What TOOLS you'll bring with you:

  • Bachelor of Science Degree in Computer Science, Computer Engineering, Electrical Engineering or other scientific or engineering discipline.
  • Completed course work or specialization in Machine Learning and/or Data Science
  • At least one year of hands-on experience applying machine learning principles and algorithms involving embedded systems, edge computing, signal processing or a related field
  • Demonstrated experience applying fundamental machine learning algorithms and techniques in a non-coursework setting (e.g. unsupervised or supervised learning, classification/regression, dimensionality reduction, model optimization)
  • Demonstrated experience with machine learning and AI methods such as CNNS, transformers, or computer vision
  • Proficient developing and debugging code in Python
  • Proficiency in Python, with extensive experience in common libraries (NumPy, pandas, scikit-learn, Matplotlib, etc.)
  • Proficiency with at least one deep learning framework (e.g. PyTorch of Tensor Flow)
  • Sold mathematical foundation in statistics, linear algebra, calculus and optimization
  • Experience working with modern software development tools and version control tools
  • Excellent problem-solving skills, critical thinking, and ability to work well under pressure in a dynamic environment.
  • Excellent technical communication skills and fundamental project management abilities
  • Demonstrated strong sense of ownership of a project or tasks and understanding of relationships to other tasks/projects
  • Ability to travel up to 10% of the time (domestic and international).

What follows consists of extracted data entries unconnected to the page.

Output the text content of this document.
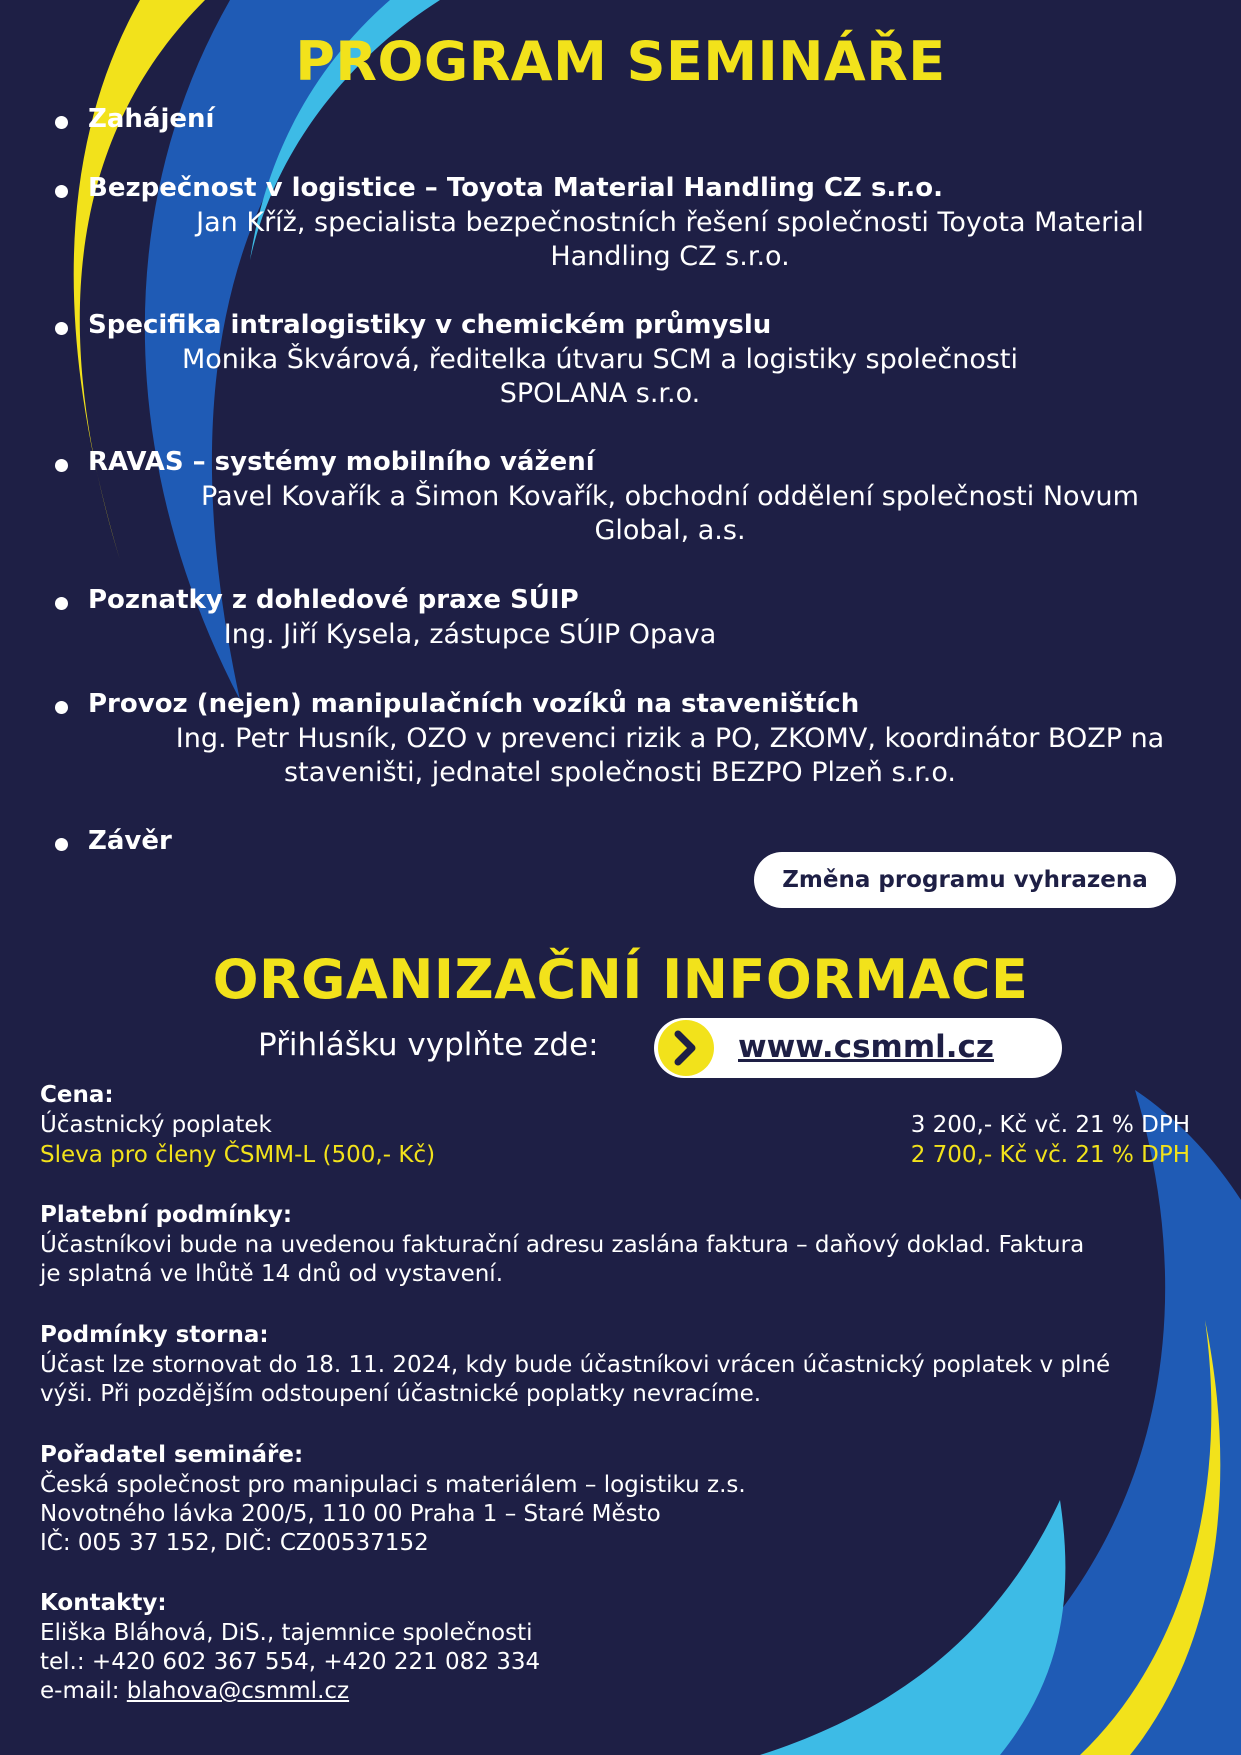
PROGRAM SEMINÁŘE
Zahájení
Bezpečnost v logistice – Toyota Material Handling CZ s.r.o.
Jan Kříž, specialista bezpečnostních řešení společnosti Toyota Material
Handling CZ s.r.o.
Specifika intralogistiky v chemickém průmyslu
Monika Škvárová, ředitelka útvaru SCM a logistiky společnosti
SPOLANA s.r.o.
RAVAS – systémy mobilního vážení
Pavel Kovařík a Šimon Kovařík, obchodní oddělení společnosti Novum
Global, a.s.
Poznatky z dohledové praxe SÚIP
Ing. Jiří Kysela, zástupce SÚIP Opava
Provoz (nejen) manipulačních vozíků na staveništích
Ing. Petr Husník, OZO v prevenci rizik a PO, ZKOMV, koordinátor BOZP na
staveništi, jednatel společnosti BEZPO Plzeň s.r.o.
Závěr
Změna programu vyhrazena
ORGANIZAČNÍ INFORMACE
Přihlášku vyplňte zde:	www.csmml.cz
Cena:
Účastnický poplatek	3 200,- Kč vč. 21 % DPH
Sleva pro členy ČSMM-L (500,- Kč)	2 700,- Kč vč. 21 % DPH
Platební podmínky:
Účastníkovi bude na uvedenou fakturační adresu zaslána faktura – daňový doklad. Faktura
je splatná ve lhůtě 14 dnů od vystavení.
Podmínky storna:
Účast lze stornovat do 18. 11. 2024, kdy bude účastníkovi vrácen účastnický poplatek v plné
výši. Při pozdějším odstoupení účastnické poplatky nevracíme.
Pořadatel semináře:
Česká společnost pro manipulaci s materiálem – logistiku z.s.
Novotného lávka 200/5, 110 00 Praha 1 – Staré Město
IČ: 005 37 152, DIČ: CZ00537152
Kontakty:
Eliška Bláhová, DiS., tajemnice společnosti
tel.: +420 602 367 554, +420 221 082 334
e-mail: blahova@csmml.cz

Other TOOLS we prefer you to have:

  • Master's degree or PhD in Machine Learning or related field is preferred
  • At least three years of hands-on experience applying machine learning principles and algorithms involving embedded systems, edge computing, signal processing or a related field (an advanced degree may count toward some experience)
  • Experience with time series modelling, especially with related domains such as NLP, SLAM, forecasting, or audio/video processing
  • Proven track record of developing, deploying and implementing AI or ML solutions connected to business objectives
  • Proficient developing and debugging code in an embedded environment in a programming language such as C or C++
  • Working knowledge of various sensor technologies (e.g. IMU, thermistors, magnetic and optical) and interfacing to microcontrollers
  • Working knowledge of embedded systems architecture (HW & SW), microcontroller design and operation
  • Experience with different types of data collection methods, understanding their principles and demonstrating their value in relevant environments
  • Experience developing and deploying machine learning algorithms to edge environments
  • Demonstrated ability to develop robust MLOps pipelines and ensure efficient deployment, monitoring and scaling of ML models

We provide these great perks and benefits:

  • Robust health, dental and vision insurance plans.
  • Generous 401 (K) savings plan.
  • Education assistance.
  • On-site wellness, fitness center, food, and coffee service.
  • And many more, check out our benefits site HERE.

Milwaukee Tool is an equal opportunity employer.